Ron Jones’ legacy as a football coach is certainly impressive, but for the members of the Section II coaching fraternity who knew him, it pales in comparison to the kind of person he was.
“He was a terrific human being,” said Ravena-Coeymans-Selkirk head coach and New York state football coordinator Gary VanDerzee. “He had the best interest of the game [at heart]. He was a Hoosick Falls man, through and through, but when it came to football, he always did and tried to do what was best for the game of football. He saw the big picture.”
Jones, who won 155 games, eight Section II titles and the 2012 Class C state championship over 23 seasons at his alma mater of Hoosick Falls, died suddenly Monday at 51 when he suffered a heart attack at his home.
His abrupt death sent shockwaves across the Capital Region football community.
“That’s the only word I can think of, is ‘shock,’” Stillwater coach Ian Godfrey said.
“Devastating,” VanDerzee said.
A 1986 Hoosick Falls High School graduate who played under legendary Panthers coach Ken Baker, Jones played football at SUNY Cortland. He became the head football coach at Hoosick Falls in 1996 and coached the team for four seasons before spending the 2000 season as an assistant coach at Siena College. He returned to Hoosick Falls in 2001 and remained at that post ever since.
Overall, Jones’ Panthers teams compiled a 155-76 record. Among the eight area championships were a Section II-record six in a row from 2009-14.
“We may never see that type of dominance and consistency ever again,” Godfrey said.
“He did a great job with the kids,” said Tom Carpenter, the head coach at Fonda-Fultonville from 2006-18. “Hard working guy, dedicated guy. He loved the game. He did a lot for Section II football. He was very important for Section II football overall, and even more than that, he was a great guy. As good of a football coach as he was, he was a better person.”
Carpenter’s relationship with Jones dates back nearly 40 years, when Jones was a middle schooler and Carpenter — then a substitute teacher in the Hoosick Falls district — was Jones’ modified baseball coach.
The two later became friendly rivals on the gridiron, with Hoosick Falls’ path to its six straight Section II championships often going through Carpenter’s Braves teams. Hoosick Falls eliminated Fonda-Fultonville from the Section II postseason in five straight seasons from 2010-14, winning three times in the semifinals and in the 2011 and 2014 Class C Super Bowls.
“It was fun [coaching against his teams,” Carpenter said. “I would’ve liked to win one of them, but it was enjoyable. He had some great players and he did a great job coaching them up.”
Current Fonda-Fultonville coach Sean Thompson was the offensive coordinator for those Braves’ teams and remembered Jones as both a fierce competitor and someone who conducted himself with the utmost class and respect.
Several years back, Thompson said he and Fonda-Fultonville coaching colleagues Alex and Mike Mancini took a trip to a coaching clinic at Notre Dame in South Bend, Indiana, where then-University of Oregon head coach Chip Kelly was scheduled to speak about his high-speed, no-huddle offense.
Fonda-Fultonville’s coaches thought that learning the offense would help them gain a leg up in their race to supplant Hoosick Falls.
“We thought we were going to get the inside scoop, we’d be the only Section II guys out here and it would give us an edge against our competition — and our main competition was Hoosick Falls,” Thompson said. “We got out there, checked into our hotel, we went to the clinic and walked in the door, who do you think the first face we see is? It was Ron Jones. I’ll never forget the big smile he had on his face. … Not only was he there, but he beat us out there because he flew and we drove.”

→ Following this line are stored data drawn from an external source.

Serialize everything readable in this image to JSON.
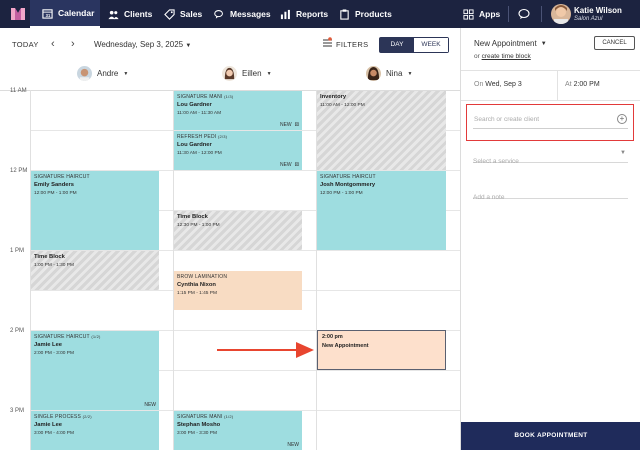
{
  "nav": {
    "items": [
      {
        "label": "Calendar",
        "icon": "calendar-icon",
        "active": true
      },
      {
        "label": "Clients",
        "icon": "people-icon"
      },
      {
        "label": "Sales",
        "icon": "tag-icon"
      },
      {
        "label": "Messages",
        "icon": "chat-bubbles-icon"
      },
      {
        "label": "Reports",
        "icon": "bar-chart-icon"
      },
      {
        "label": "Products",
        "icon": "product-box-icon"
      }
    ],
    "apps_label": "Apps",
    "user": {
      "name": "Katie Wilson",
      "business": "Salon Azul"
    }
  },
  "calendar": {
    "today_label": "TODAY",
    "date_label": "Wednesday, Sep 3, 2025",
    "filters_label": "FILTERS",
    "view": {
      "day": "DAY",
      "week": "WEEK",
      "selected": "DAY"
    },
    "staff": [
      "Andre",
      "Eillen",
      "Nina"
    ],
    "time_labels": [
      "11 AM",
      "12 PM",
      "1 PM",
      "2 PM",
      "3 PM"
    ],
    "appointments": [
      {
        "staff": "Eillen",
        "service": "SIGNATURE MANI",
        "duration": "(1/3)",
        "client": "Lou Gardner",
        "time": "11:00 AM - 11:30 AM",
        "badge": "NEW",
        "color": "teal"
      },
      {
        "staff": "Eillen",
        "service": "REFRESH PEDI",
        "duration": "(2/3)",
        "client": "Lou Gardner",
        "time": "11:30 AM - 12:00 PM",
        "badge": "NEW",
        "color": "teal"
      },
      {
        "staff": "Nina",
        "service": "",
        "client": "Inventory",
        "time": "11:00 AM - 12:00 PM",
        "color": "blocked"
      },
      {
        "staff": "Andre",
        "service": "SIGNATURE HAIRCUT",
        "client": "Emily Sanders",
        "time": "12:00 PM - 1:00 PM",
        "color": "teal"
      },
      {
        "staff": "Nina",
        "service": "SIGNATURE HAIRCUT",
        "client": "Josh Montgommery",
        "time": "12:00 PM - 1:00 PM",
        "color": "teal"
      },
      {
        "staff": "Eillen",
        "service": "",
        "client": "Time Block",
        "time": "12:30 PM - 1:00 PM",
        "color": "blocked"
      },
      {
        "staff": "Andre",
        "service": "",
        "client": "Time Block",
        "time": "1:00 PM - 1:30 PM",
        "color": "blocked"
      },
      {
        "staff": "Eillen",
        "service": "BROW LAMINATION",
        "client": "Cynthia Nixon",
        "time": "1:15 PM - 1:45 PM",
        "color": "peach"
      },
      {
        "staff": "Andre",
        "service": "SIGNATURE HAIRCUT",
        "duration": "(1/2)",
        "client": "Jamie Lee",
        "time": "2:00 PM - 3:00 PM",
        "badge": "NEW",
        "color": "teal"
      },
      {
        "staff": "Andre",
        "service": "SINGLE PROCESS",
        "duration": "(2/2)",
        "client": "Jamie Lee",
        "time": "3:00 PM - 4:00 PM",
        "color": "teal"
      },
      {
        "staff": "Eillen",
        "service": "SIGNATURE MANI",
        "duration": "(1/2)",
        "client": "Stephan Mosho",
        "time": "3:00 PM - 3:30 PM",
        "badge": "NEW",
        "color": "teal"
      }
    ],
    "new_appointment": {
      "time": "2:00 pm",
      "label": "New Appointment"
    }
  },
  "panel": {
    "title": "New Appointment",
    "or_text": "or",
    "create_block_link": "create time block",
    "cancel_label": "CANCEL",
    "on_label": "On",
    "on_value": "Wed, Sep 3",
    "at_label": "At",
    "at_value": "2:00 PM",
    "search_placeholder": "Search or create client",
    "service_placeholder": "Select a service",
    "note_placeholder": "Add a note",
    "book_label": "BOOK APPOINTMENT"
  },
  "colors": {
    "nav_bg": "#1c2340",
    "teal": "#9edde0",
    "peach": "#f8dcc3",
    "highlight_red": "#e23a3a",
    "book_button": "#1f2b5b"
  }
}
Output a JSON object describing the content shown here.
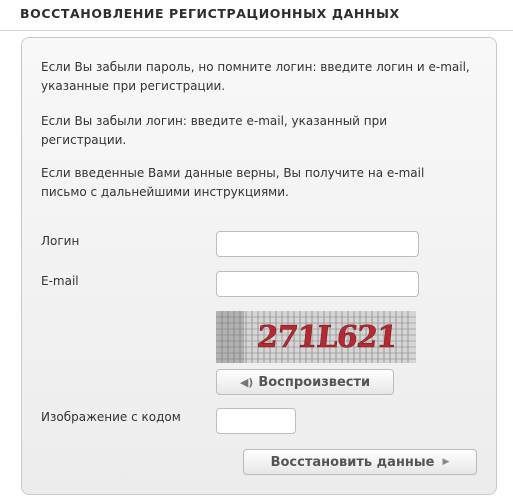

For Godfrey, Jones was as much a mentor as an opponent.
“He was always coming over and offering advice,” Godfrey said, “seeing how things were going.”
The two shared some long-running jokes about Hoosick Falls’ long run of success at Stillwater’s home field, which for years served as the host site for Section II Class C semifinals and championship games.
“We’d always joke around,” Godfrey said, “that [Stillwater] was basically like Hoosick Falls’ second home field. That was always the running joke.”
When Stillwater won its Class C area title last November, Jones was one of the first to reach out to Godfrey.
“Totally unprompted, he wrote me an incredibly heartfelt email,” Godfrey said. “[He was] giving me advice going forward into the state tournament, some things I should say to my kids and things I should avoid saying. I was reading that yesterday with my wife. It’s one of the things I’m going to treasure for the rest of my life.
“For him to do that without me prompting or asking, just out of the goodness of his heart and his happiness for our success, that just speaks volumes about his character.”
VanDerzee met Jones early in the latter’s coaching career, and the two swapped plenty of stories about Jones’ mentor, Baker, over the years.
“He was always looking over his shoulder at his mentor, trying to make him proud,” VanDerzee said. “In doing that, he did his own thing and developed his own way of doing things.”